TANT MIEUX
d'Amélie Nothomb
« Tant mieux : la version joyeuse du sang-froid »
Amélie Nothomb
Voilà, c'est fait. Je l'ai lu englouti, dévoré comme chaque année depuis... 33 ans !
On retrouve la plume délicate, incisive, précise d'Amélie.
Sa faculté (facilité ?) à aller droit à l'essentiel (d'où la brièveté de ses romans ?).
Sans descriptions interminables et fastidieuses, elle plante un décor, un personnage, une ambiance en quelques mots, en phrases courtes.
Tout y est, la cruauté atténuée par cette aptitude remarquable à être simplement, précisément factuelle, l'humour, même dans les situations les plus cruelles, les tournures de phrases admirables, le vocabulaire riche et érudit sans ostentation.
Et bien sûr le mot "pneu" indispensable et un autre tout aussi pittoresque : "maïzena".
Amélie est sans doute l'une des rares autrices (et j'inclus les auteurs), la seule peut-être, à écrire comme elle parle, si bien qu'en la lisant j'ai la sensation qu'elle me lit l'ouvrage à l'oreille.
Je le lui avais signalé un jour. Elle m'avait répondu : "cela prouve que c'est bien moi qui écris mes livres". Aucun doute.
Ce page turner ravira les fidèles et c'est "tant mieux" pour les autres, et bien tant pis...
L'histoire de cette mère adorée (que j'ai croisée sans savoir évidemment qu'il ne lui restait que quelques mois à vivre) est incroyable, parfois absurde, souvent effrayante. Amélie la déploie et nous laisse entendre que cette vie a réellement commencé lorsqu'elle a rencontré le père adoré.
Jusqu'à ce jour béni où il lui annonça :
"- Ma chérie, nous n'allons pas prendre tes parents pour modèle conjugal. Le mariage n'est pas la guerre. Nous allons être heureux.
Il tint parole".
J'ai adoré ce roman qui se situe néanmoins dans la veine autobiographique (celle que les "fans" préfèrent je crois) et j'ai trouvé les trente dernières pages absolument bouleversantes, peut-être parce que davantage universelles, qu'elles ont réveillé d'authentiques émotions...
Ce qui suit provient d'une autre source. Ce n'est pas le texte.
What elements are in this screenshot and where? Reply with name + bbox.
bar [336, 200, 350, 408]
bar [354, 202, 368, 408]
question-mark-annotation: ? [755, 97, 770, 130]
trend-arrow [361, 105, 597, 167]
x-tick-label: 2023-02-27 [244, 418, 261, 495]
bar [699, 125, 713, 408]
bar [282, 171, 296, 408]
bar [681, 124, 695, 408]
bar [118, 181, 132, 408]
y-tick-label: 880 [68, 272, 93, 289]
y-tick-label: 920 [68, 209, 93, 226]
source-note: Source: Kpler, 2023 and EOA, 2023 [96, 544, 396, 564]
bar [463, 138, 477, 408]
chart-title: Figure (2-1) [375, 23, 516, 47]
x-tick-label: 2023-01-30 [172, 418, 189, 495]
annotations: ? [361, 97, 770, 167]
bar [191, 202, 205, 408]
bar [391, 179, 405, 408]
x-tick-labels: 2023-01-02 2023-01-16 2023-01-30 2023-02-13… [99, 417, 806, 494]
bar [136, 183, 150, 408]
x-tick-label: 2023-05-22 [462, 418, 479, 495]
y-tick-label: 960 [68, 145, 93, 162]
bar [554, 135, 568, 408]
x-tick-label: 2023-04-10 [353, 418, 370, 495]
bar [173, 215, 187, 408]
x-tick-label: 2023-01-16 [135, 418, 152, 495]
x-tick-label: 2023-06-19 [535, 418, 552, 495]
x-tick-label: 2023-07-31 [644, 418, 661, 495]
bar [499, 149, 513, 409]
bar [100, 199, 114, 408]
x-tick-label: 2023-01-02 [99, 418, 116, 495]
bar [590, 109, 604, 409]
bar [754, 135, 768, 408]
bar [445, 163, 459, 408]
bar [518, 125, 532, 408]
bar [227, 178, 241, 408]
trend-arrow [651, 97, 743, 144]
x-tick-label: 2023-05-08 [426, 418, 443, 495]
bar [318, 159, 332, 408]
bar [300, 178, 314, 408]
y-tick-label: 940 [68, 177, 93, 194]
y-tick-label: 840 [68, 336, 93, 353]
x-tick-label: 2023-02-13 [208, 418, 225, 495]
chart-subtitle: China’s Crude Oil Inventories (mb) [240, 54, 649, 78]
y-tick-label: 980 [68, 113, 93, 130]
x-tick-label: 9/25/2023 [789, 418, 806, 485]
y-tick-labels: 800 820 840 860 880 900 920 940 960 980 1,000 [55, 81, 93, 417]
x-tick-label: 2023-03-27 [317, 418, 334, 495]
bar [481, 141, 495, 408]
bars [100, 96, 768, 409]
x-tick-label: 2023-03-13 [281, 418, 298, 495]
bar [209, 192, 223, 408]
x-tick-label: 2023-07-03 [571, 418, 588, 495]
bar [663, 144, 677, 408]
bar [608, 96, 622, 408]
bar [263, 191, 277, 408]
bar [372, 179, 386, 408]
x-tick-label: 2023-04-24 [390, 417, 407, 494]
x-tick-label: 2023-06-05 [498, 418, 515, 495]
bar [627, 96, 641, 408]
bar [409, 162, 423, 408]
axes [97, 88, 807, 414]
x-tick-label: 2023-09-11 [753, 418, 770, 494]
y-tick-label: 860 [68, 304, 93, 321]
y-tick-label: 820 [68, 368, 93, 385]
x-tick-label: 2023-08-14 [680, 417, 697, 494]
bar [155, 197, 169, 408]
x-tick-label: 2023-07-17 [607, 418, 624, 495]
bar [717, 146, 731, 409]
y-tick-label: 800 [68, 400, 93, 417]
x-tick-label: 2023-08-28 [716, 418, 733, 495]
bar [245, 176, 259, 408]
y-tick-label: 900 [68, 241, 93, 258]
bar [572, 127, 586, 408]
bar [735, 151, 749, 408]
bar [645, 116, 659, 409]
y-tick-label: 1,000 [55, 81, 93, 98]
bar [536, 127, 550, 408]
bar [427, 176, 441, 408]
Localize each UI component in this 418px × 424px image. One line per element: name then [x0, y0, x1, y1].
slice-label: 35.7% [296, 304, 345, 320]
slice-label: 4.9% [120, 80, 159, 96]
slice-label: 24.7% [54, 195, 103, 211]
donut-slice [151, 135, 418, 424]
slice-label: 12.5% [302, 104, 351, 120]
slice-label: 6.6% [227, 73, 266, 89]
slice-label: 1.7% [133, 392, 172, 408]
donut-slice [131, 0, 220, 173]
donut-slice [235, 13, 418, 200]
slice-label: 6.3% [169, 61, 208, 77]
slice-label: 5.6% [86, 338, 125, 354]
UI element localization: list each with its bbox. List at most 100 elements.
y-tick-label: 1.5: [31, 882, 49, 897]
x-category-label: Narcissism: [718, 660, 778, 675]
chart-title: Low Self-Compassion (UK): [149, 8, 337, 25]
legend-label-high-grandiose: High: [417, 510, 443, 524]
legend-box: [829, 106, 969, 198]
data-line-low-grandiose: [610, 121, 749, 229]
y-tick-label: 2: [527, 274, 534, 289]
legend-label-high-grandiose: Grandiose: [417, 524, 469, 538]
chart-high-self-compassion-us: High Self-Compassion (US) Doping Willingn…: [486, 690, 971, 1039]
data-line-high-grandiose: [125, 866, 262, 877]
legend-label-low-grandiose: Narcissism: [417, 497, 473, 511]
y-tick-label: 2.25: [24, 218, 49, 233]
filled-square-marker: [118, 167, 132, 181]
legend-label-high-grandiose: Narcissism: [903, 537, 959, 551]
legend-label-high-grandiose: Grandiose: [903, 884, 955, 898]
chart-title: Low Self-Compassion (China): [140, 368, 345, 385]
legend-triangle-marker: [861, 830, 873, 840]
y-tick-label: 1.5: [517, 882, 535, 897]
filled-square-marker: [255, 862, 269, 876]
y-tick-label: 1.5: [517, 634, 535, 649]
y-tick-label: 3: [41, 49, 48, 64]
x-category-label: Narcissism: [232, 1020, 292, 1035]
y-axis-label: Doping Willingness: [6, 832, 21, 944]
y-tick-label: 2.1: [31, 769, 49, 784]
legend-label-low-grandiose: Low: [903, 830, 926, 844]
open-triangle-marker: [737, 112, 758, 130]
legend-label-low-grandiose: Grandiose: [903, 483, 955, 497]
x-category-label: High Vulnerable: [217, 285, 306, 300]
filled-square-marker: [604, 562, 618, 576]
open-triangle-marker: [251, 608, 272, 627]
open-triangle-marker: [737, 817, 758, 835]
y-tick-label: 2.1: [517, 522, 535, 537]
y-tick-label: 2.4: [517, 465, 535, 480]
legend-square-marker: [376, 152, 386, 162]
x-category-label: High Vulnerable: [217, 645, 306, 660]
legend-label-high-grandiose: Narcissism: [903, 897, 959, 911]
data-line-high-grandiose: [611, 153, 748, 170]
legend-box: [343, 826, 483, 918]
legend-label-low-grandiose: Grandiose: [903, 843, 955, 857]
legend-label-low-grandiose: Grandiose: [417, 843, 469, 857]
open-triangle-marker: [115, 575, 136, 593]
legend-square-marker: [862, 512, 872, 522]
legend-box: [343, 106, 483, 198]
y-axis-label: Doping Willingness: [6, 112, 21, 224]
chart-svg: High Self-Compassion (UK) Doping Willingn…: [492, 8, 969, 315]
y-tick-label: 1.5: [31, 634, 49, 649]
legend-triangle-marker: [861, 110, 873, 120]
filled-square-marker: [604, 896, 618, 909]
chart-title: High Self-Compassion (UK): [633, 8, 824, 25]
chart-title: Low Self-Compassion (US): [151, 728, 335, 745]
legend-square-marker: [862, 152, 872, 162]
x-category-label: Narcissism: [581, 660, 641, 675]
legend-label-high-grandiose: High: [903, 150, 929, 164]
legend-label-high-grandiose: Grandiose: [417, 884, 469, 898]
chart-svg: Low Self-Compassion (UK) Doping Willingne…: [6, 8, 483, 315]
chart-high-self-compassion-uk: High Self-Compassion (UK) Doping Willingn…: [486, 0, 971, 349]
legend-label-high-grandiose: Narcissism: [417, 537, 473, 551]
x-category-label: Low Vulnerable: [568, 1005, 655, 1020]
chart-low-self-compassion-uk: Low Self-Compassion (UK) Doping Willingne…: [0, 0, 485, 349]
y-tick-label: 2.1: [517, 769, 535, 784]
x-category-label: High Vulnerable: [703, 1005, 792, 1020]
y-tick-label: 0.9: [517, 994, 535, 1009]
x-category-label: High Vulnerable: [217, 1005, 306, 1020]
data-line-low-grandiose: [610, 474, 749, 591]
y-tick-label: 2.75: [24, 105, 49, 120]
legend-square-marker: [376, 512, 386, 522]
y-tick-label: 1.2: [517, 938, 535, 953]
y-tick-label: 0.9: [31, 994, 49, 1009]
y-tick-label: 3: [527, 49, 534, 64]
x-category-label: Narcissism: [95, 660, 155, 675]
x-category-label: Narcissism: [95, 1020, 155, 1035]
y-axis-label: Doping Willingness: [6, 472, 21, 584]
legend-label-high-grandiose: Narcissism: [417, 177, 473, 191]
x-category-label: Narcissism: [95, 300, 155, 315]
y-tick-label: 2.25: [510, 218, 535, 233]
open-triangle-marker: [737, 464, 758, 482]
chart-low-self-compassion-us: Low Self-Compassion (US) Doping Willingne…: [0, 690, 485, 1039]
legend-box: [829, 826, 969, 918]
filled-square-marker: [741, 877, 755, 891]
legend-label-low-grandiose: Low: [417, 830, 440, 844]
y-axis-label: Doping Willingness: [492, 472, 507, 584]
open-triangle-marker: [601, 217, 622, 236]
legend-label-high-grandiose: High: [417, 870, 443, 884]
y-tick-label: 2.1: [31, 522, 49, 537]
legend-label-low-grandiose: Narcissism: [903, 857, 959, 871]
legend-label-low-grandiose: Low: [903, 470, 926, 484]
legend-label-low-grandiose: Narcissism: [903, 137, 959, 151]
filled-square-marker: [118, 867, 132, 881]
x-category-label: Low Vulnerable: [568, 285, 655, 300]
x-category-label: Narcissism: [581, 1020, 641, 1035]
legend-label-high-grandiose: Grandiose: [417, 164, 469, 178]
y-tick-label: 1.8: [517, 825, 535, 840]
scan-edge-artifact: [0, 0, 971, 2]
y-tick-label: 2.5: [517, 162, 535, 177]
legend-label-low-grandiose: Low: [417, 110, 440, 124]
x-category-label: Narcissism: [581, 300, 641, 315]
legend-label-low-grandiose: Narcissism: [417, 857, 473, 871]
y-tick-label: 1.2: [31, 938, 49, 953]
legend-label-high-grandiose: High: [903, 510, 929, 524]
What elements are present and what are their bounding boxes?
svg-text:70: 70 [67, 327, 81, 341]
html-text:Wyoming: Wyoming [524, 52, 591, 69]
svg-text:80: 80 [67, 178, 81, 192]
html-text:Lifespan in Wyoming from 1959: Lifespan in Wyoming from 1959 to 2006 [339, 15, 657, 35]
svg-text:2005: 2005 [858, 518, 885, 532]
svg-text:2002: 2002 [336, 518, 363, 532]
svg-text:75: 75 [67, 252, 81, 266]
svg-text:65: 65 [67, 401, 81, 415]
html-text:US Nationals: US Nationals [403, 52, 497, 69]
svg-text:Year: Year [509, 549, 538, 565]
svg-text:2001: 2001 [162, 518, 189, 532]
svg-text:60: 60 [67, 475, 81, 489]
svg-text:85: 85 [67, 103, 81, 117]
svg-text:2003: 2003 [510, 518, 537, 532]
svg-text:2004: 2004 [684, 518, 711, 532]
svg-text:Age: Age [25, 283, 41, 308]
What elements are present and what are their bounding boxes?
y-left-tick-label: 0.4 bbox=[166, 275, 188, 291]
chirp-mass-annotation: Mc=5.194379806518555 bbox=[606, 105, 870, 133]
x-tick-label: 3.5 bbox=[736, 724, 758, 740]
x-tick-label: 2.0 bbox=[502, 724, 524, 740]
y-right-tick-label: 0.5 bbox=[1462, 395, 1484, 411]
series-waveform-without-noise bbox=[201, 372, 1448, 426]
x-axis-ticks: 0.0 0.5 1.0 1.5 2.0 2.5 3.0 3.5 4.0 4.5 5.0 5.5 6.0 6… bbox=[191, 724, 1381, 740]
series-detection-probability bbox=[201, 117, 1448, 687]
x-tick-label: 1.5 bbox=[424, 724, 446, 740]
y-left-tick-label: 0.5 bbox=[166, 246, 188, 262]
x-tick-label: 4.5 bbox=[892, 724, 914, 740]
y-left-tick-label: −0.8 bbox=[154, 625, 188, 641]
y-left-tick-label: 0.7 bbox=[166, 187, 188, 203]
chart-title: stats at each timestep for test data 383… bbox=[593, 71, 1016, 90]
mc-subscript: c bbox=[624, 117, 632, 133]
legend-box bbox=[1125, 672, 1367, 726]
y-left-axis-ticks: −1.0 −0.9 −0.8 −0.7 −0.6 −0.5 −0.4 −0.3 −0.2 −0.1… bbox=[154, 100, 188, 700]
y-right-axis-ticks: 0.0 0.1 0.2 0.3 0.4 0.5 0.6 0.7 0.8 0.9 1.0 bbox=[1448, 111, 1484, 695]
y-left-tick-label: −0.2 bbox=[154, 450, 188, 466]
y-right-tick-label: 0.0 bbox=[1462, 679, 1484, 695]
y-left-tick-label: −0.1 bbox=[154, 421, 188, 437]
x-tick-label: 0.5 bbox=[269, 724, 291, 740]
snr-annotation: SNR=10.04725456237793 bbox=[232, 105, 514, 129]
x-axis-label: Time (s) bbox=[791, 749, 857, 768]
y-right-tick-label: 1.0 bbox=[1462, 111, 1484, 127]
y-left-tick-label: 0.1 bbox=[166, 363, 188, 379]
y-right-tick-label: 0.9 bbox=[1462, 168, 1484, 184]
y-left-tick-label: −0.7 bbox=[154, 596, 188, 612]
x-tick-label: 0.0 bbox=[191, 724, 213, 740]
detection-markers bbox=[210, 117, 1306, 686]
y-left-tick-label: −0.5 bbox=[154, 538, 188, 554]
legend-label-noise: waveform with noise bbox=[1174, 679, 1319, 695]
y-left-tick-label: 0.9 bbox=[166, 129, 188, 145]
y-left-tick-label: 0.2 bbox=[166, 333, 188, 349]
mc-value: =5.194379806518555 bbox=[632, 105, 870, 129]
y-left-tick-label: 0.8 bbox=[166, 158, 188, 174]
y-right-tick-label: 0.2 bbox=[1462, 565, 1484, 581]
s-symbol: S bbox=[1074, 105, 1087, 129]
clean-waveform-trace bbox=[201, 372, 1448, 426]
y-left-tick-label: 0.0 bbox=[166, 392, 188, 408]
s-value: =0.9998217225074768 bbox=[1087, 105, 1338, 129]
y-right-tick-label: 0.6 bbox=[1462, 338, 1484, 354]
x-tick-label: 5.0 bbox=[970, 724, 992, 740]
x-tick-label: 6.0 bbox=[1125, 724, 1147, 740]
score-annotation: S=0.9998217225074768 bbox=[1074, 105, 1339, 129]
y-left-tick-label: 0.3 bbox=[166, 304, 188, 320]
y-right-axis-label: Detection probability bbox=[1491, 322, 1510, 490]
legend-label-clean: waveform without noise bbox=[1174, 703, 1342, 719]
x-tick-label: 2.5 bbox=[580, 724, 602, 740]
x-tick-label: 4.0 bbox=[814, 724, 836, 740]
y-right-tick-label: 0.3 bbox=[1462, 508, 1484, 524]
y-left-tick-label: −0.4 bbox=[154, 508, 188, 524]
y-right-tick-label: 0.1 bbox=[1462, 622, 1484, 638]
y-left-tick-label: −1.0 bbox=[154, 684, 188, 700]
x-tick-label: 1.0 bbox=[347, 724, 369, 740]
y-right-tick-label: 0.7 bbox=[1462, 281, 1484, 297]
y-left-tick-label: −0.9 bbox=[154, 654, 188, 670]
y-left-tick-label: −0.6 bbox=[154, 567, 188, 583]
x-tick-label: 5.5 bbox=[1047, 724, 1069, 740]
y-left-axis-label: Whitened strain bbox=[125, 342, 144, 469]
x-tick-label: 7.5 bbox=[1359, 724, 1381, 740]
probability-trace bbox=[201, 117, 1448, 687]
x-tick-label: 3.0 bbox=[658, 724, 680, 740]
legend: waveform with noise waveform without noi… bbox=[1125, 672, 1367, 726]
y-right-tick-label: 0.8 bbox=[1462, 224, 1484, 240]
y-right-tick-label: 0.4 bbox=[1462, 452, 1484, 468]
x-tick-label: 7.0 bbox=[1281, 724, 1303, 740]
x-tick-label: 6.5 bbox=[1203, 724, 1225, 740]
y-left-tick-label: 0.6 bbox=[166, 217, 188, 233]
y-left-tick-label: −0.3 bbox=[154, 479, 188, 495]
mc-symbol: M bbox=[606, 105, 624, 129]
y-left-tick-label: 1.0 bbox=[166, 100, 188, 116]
Je me demande pourquoi j'ai retenu les larmes qui baignaient mes yeux à la lecture de ces phrases :
"Mon amour pour ma mère est de l'ordre du ravage : il n'y a pas de frein, pas de sagesse, pas d'équilibre."
"Je vis le lot commun, me voici orpheline".
Quelques autres citations :
"La haine ce n’est pas mon genre. J’ai essayé de tout mon cœur. Je n’y suis pas arrivée et je ne le regrette pas. Haïr sa famille ne résout rien et ne peut que porter préjudice à soi-même. Celui qui hait sa famille même pour les meilleurs motifs, finira par se haïr".
"Mes parents recevaient mille personnes par mois. Ce simple chiffre me rend malade. Moi qui ne reçois pas même une personne par an, je ne supporterais pas de subir l'invasion de mon périmètre par qui que ce soit".
"En 1992, j’ai publié mon premier roman. Les familles paternelle et maternelle se sont indignées. Mes parents, qui adoraient ce que j’écrivais, ont reçu des invectives du ban et de l’arrière-ban. On leur signifiait qu’il fallait qu’ils règlent ce terrible problème.
Mon père répondait qu’il m’admirait et qu’il était hors de question qu’il restreigne ma liberté d’expression.
La réponse de ma mère sidérait :
– Vous n’aimez pas Hygiène de l’assassin ? Je vous comprends. Personne ne voudrait avoir un Caravage chez soi.
Elle trouvait le moyen de se montrer conciliante envers nos détracteurs, tout en adressant à sa fille un éloge somptueux".